Le vent qui vient à travers l’Allemagne
Me rendra fou !

En Italie et dans le monde occidental tout entier, c’est toujours la furia de M. Verdi qui émeut et agite les esprits. Ses opéras se changent dans toute la péninsule italique, à Londres, à Madrid, à Lisbonne, à Saint-Pétersbourg, à Varsovie, et dans les principales villes des deux Amériques.

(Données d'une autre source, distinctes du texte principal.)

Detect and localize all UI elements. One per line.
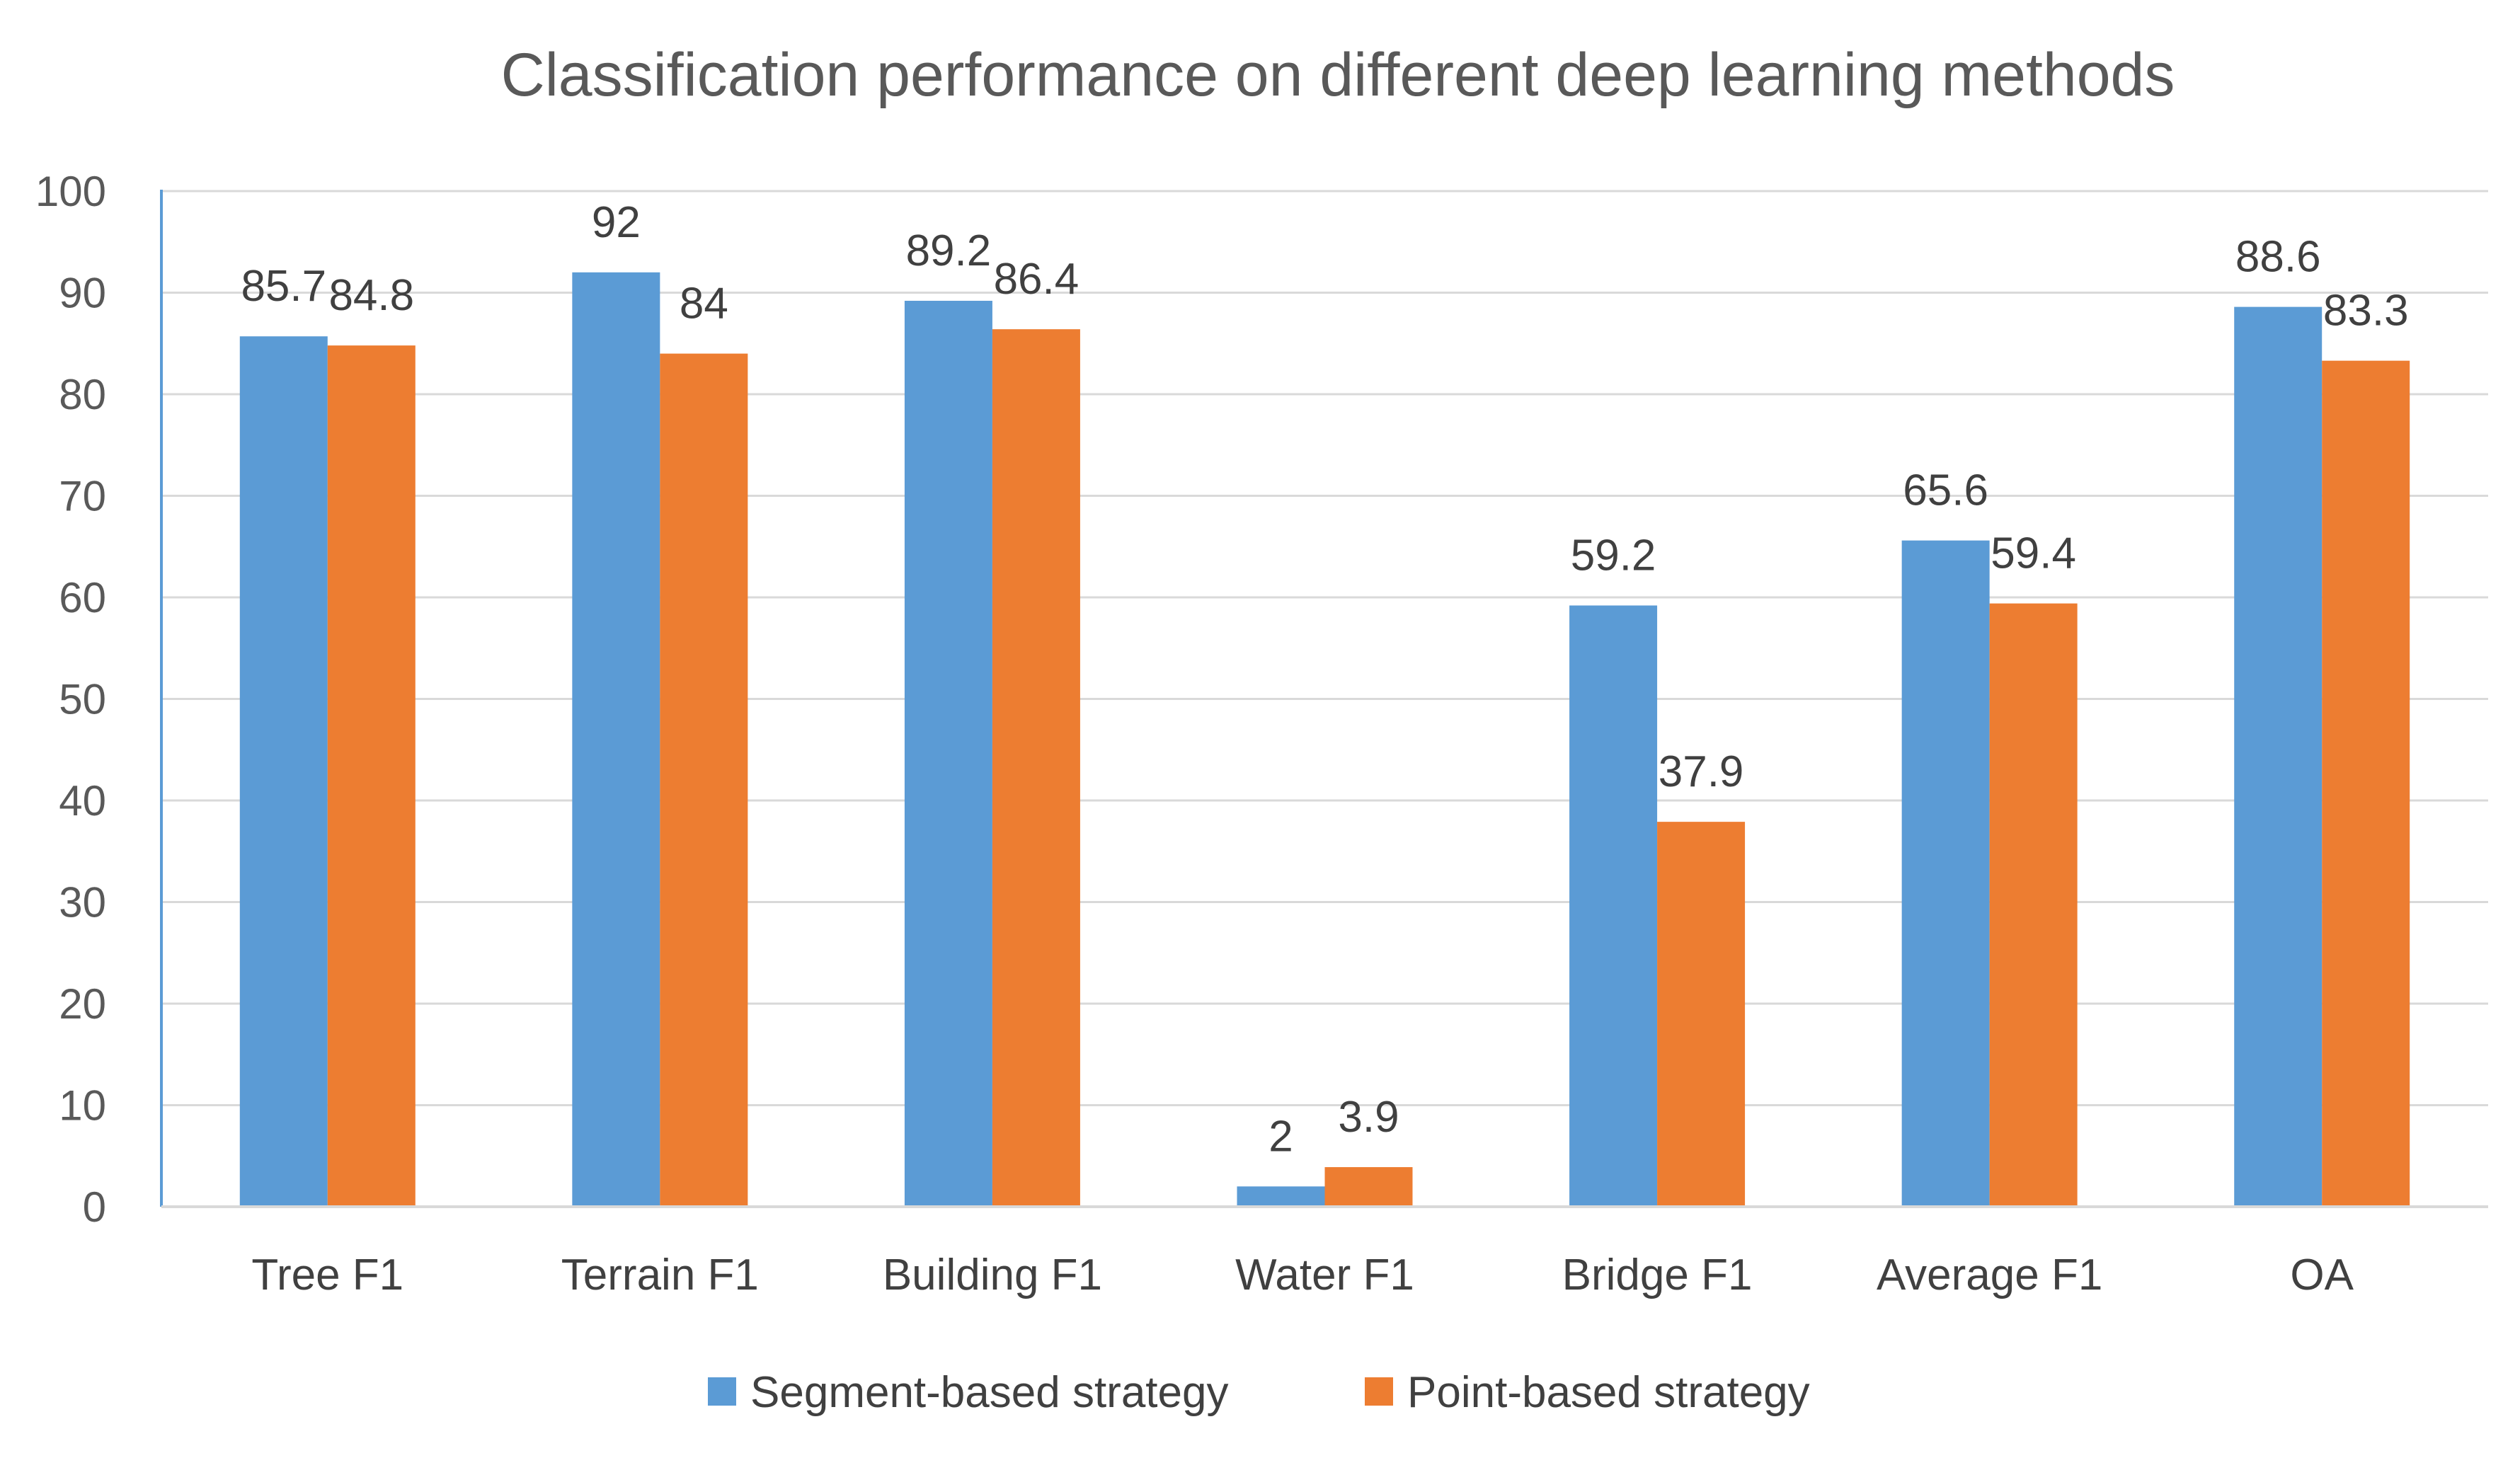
x-tick-label: Bridge F1 bbox=[1562, 1251, 1753, 1299]
bar-segment-oa bbox=[2234, 306, 2323, 1207]
y-tick-label: 30 bbox=[59, 879, 106, 926]
legend-swatch-point bbox=[1365, 1377, 1393, 1406]
data-label: 37.9 bbox=[1659, 747, 1744, 796]
bar-segment-average-f1 bbox=[1901, 540, 1990, 1207]
y-tick-label: 10 bbox=[59, 1082, 106, 1130]
bar-point-building-f1 bbox=[992, 329, 1080, 1207]
x-tick-label: OA bbox=[2290, 1251, 2354, 1299]
x-tick-label: Water F1 bbox=[1235, 1251, 1414, 1299]
y-tick-label: 60 bbox=[59, 574, 106, 621]
y-tick-label: 80 bbox=[59, 371, 106, 418]
data-label: 83.3 bbox=[2323, 287, 2409, 335]
bar-point-tree-f1 bbox=[327, 345, 416, 1207]
chart-title: Classification performance on different … bbox=[501, 41, 2175, 109]
data-label: 59.4 bbox=[1991, 529, 2076, 578]
y-tick-label: 50 bbox=[59, 676, 106, 723]
y-tick-label: 70 bbox=[59, 473, 106, 520]
x-tick-label: Terrain F1 bbox=[561, 1251, 759, 1299]
bar-point-terrain-f1 bbox=[660, 353, 748, 1207]
legend-label-segment: Segment-based strategy bbox=[750, 1368, 1229, 1417]
y-tick-label: 90 bbox=[59, 270, 106, 317]
y-tick-label: 20 bbox=[59, 980, 106, 1028]
x-tick-label: Average F1 bbox=[1877, 1251, 2102, 1299]
legend-label-point: Point-based strategy bbox=[1407, 1368, 1810, 1417]
y-tick-label: 100 bbox=[35, 168, 106, 215]
bar-segment-bridge-f1 bbox=[1569, 605, 1658, 1207]
data-labels: 85.7 84.8 92 84 89.286.4 2 3.9 59.2 37.9 65.659.4… bbox=[241, 198, 2408, 1161]
bar-segment-terrain-f1 bbox=[572, 272, 660, 1207]
legend: Segment-based strategy Point-based strate… bbox=[708, 1368, 1810, 1417]
data-label: 86.4 bbox=[994, 255, 1079, 304]
bar-segment-tree-f1 bbox=[239, 336, 328, 1207]
data-label: 89.2 bbox=[906, 226, 992, 275]
data-label: 3.9 bbox=[1338, 1093, 1399, 1142]
data-label: 84 bbox=[680, 280, 728, 328]
legend-swatch-segment bbox=[708, 1377, 736, 1406]
y-axis: 0 10 20 30 40 50 60 70 80 90 100 bbox=[35, 168, 163, 1231]
bars bbox=[239, 272, 2410, 1207]
bar-point-bridge-f1 bbox=[1657, 822, 1746, 1207]
data-label: 65.6 bbox=[1903, 466, 1988, 515]
data-label: 85.7 bbox=[241, 262, 326, 311]
bar-segment-water-f1 bbox=[1237, 1186, 1325, 1207]
y-tick-label: 40 bbox=[59, 777, 106, 825]
bar-segment-building-f1 bbox=[904, 300, 992, 1207]
gridlines bbox=[161, 190, 2488, 1106]
x-tick-label: Building F1 bbox=[883, 1251, 1102, 1299]
y-tick-label: 0 bbox=[83, 1183, 106, 1231]
data-label: 92 bbox=[592, 198, 641, 247]
bar-point-average-f1 bbox=[1989, 603, 2078, 1207]
x-tick-label: Tree F1 bbox=[251, 1251, 403, 1299]
data-label: 2 bbox=[1268, 1112, 1293, 1161]
data-label: 84.8 bbox=[328, 271, 414, 320]
data-label: 88.6 bbox=[2235, 233, 2321, 282]
bar-point-oa bbox=[2322, 360, 2410, 1207]
data-label: 59.2 bbox=[1571, 531, 1656, 580]
bar-point-water-f1 bbox=[1324, 1167, 1413, 1207]
x-axis: Tree F1 Terrain F1 Building F1 Water F1 Brid… bbox=[161, 1205, 2488, 1299]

Ils sont aussi très goûtés du public de Vienne, qui a toujours été plus italien qu’allemand. Du temps de Mozart, ce public préférait déjà la Cosa rara de Martini aux divines inspirations de Don Juan, et de nos jours il a couru à la Linda di Sciamouni de Donzetti, délaissant le Fidelio de Beethoven. À Berlin, dans la véritable capitale intellectuelle de l’Allemagne, on a jugé le Trovatore de M. Verdi. bien plus sévèrement que nous ne l’avons fait ici. Devant un public qui entend tour à tour l’Orphée et l’Iphigénie en Aulide de Gluck, Don Juan et le Nozze di Figaro de Mozart, la Vestale de Spontini, Joseph de Méhul, le Freyschütz et les deux autres chefs-d’œuvre de Weber, Euryanthe et Oberon, la Muette de M. Auber, Guillaume Tell de Ressini, Robert, les Huguenots, de Meyerbeer, et le Tannhauser de M. Richard Wagner, devant ce public-là qui possède le plus admirable ensemble de musique religieuse qui existe en Europe, la, musique du Domchor, les mélodrames de M. Verdi ne pouvaient pas exciter de surprise et prendre d’assaut des imaginations qui, comme celles du midi, n’entendent qu’un son et qu’une cloche fêlée pendant toute une saison. À Paris, dans cette ville hospitalière à toutes les doctrines et à toutes les langues, qui joue dans les temps modernes un rôle à peu près semblable à celui que jouait la ville d’Alexandrie sous les Ptolémées ; à Paris, les ouvrages de M. Verdi ont été entendus, étudiés et classés, je le crois, à leur véritable rang. Dans le vaste panthéon où l’éclectisme du goût parisien, le vrai génie de la France, a réuni les images de tous les dieux vivans, M. Verdi a sa place marquée, il a ses fidèles et ses dévots, mais il n’absorbe pas, comme cela, arrive en Italie, tous les ex-voto des pèlerins. Il a sa chapelle, ses petits miracles, mais à côté de lui il y a des thaumaturges plus puissans dont il n’est pas facile de faire oublier la légende dorée.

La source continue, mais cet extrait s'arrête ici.